Evalúan métodos para detección de malaria asintomática

Se conoce una infección asintomática de malaria como la parasitemia de malaria de cualquier densidad en ausencia de fiebre u otros síntomas agudos, en individuos que no han recibido tratamientos antipalúdicos recientes.

Los métodos sensibles para detectar las infecciones asintomáticas de la malaria son esenciales para poder identificar posibles depósitos de transmisión y obtener una evaluación exacta de la epidemiología de la malaria en áreas de baja endemicidad, y poder eliminar la malaria. Las técnicas de reacción en cadena de la polimerasa (PCR) para detectar los ácidos nucleicos del parásito (ADN o ARN), están entre los métodos moleculares más comúnmente utilizados.

Científicos de la Universidad Médica de China (Shenyang, China) y sus colegas, reclutaron a 1.005 individuos sanos (344 varones y 661 mujeres, edades 1-82 años) que viven en Kachin Sate, Myanmar, entre mayo y noviembre de 2015. Se tomaron dos muestras por punción digital; una fue procesada en un laboratorio de campo cercano y la otra en papel de filtro, que se secó y se almacenó. El estudio comparó tres métodos de detección molecular, en paralelo, a saber: la PCR anidada dirigida a los genes del ácido ribonucleico ribosómico (ARNr), la RT-PCR anidada para detectar el ARNr del parásito y la PCR de captura y ligadura (CLIP-PCR) para detectar el ARN de los parásitos.

Se prepararon y leyeron láminas de sangre en frotis delgado y gota gruesa, coloreadas con Giemsa. Para las láminas positivas, la densidad de parásitos se cuantificó con respecto a 500 glóbulos blancos (WBCs) en la gota gruesa, suponiendo que 1 μL de sangre contiene 8000 WBC. Se extrajo el ARN total y el ADN genómico de las muestras de sangre periférica. Se realizó una PCR anidada modificada (nD-PCR) basada en el gen rARN 18S. El círculo de 3 mm CLIP-PCR, de mancha de sangre seca, en papel de filtro Whatman 3 M, se perforó y se lisó con 100 μL de mezcla de lisis. Se utilizaron dos métodos de RT-PCR para detectar gametocitos de Plasmodium vivax en las muestras. Para la detección de gametocitos de P. vivax en todas las 1.005 muestras, se amplificaron todas las 645 bp del gen Pvs25, utilizando cebadores específicos para Pvs25-. La amplificación y la detección se realizaron en un aparato ABI 7500 (Applied Biosystems, Foster City, CA, EUA).

La microscopia de luz detectó infecciones por Plasmodium en sólo el 1,19% de los residentes que albergaron los parásitos.
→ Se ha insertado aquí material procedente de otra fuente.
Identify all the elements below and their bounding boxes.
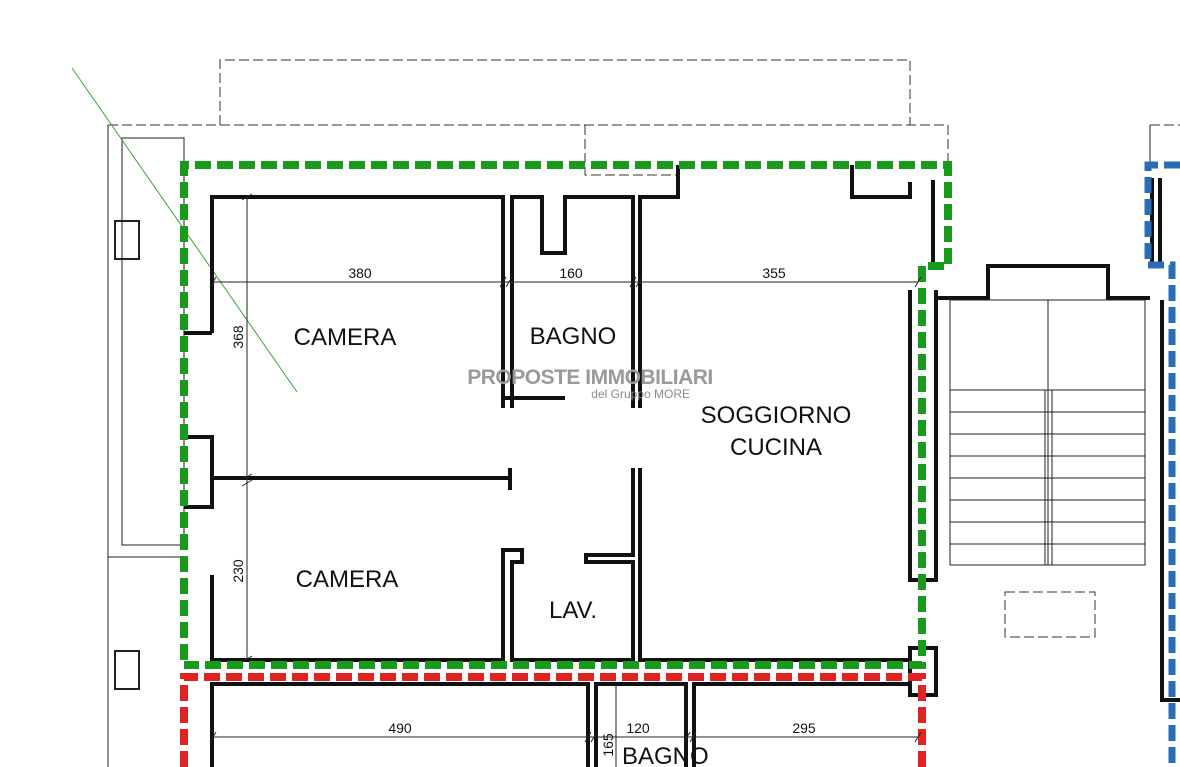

CLIP-PCR tuvo un desempeñó ligeramente mejor y detectó infecciones por Plasmodium en el 1,89% de la población. Se logró una mejora adicional mediante PCR anidada para detectar el ADN del parásito, que detectó infecciones por P. vivax y P. falciparum en el 2,39% de los residentes. Sin embargo, la RT-PCR anidada para el rARN, detectó 187 individuos (18,61%) con infecciones por Plasmodium, siendo P. vivax la especie predominante (176 P. vivax, 5 P. falciparum y 6 infecciones mixtas por P. falciparum/P. vivax). De las 210 muestras positivas a Plasmodium, detectadas por todos los métodos moleculares, 115 fueron positivas a Pvs25, por reacción cuantitativa en cadena de polimerasa (qRT-PCR), lo que indica que una gran proporción de individuos asintomáticos eran portadores de gametocitos.

Los autores concluyeron que la RT-PCR anidada basada en la detección del rARN del parásito, en el estadio asexual fue la más sensible, con una sensibilidad más de seis veces mayor que los otros dos métodos moleculares de detección de parásitos. CLIP-PCR tiene una eficiencia mucho mayor, pero su sensibilidad en este estudio fue mucho menor que la de los otros métodosmoleculares. El estudio fue publicado el 20 de abril de 2017 en la revista Malaria Journal.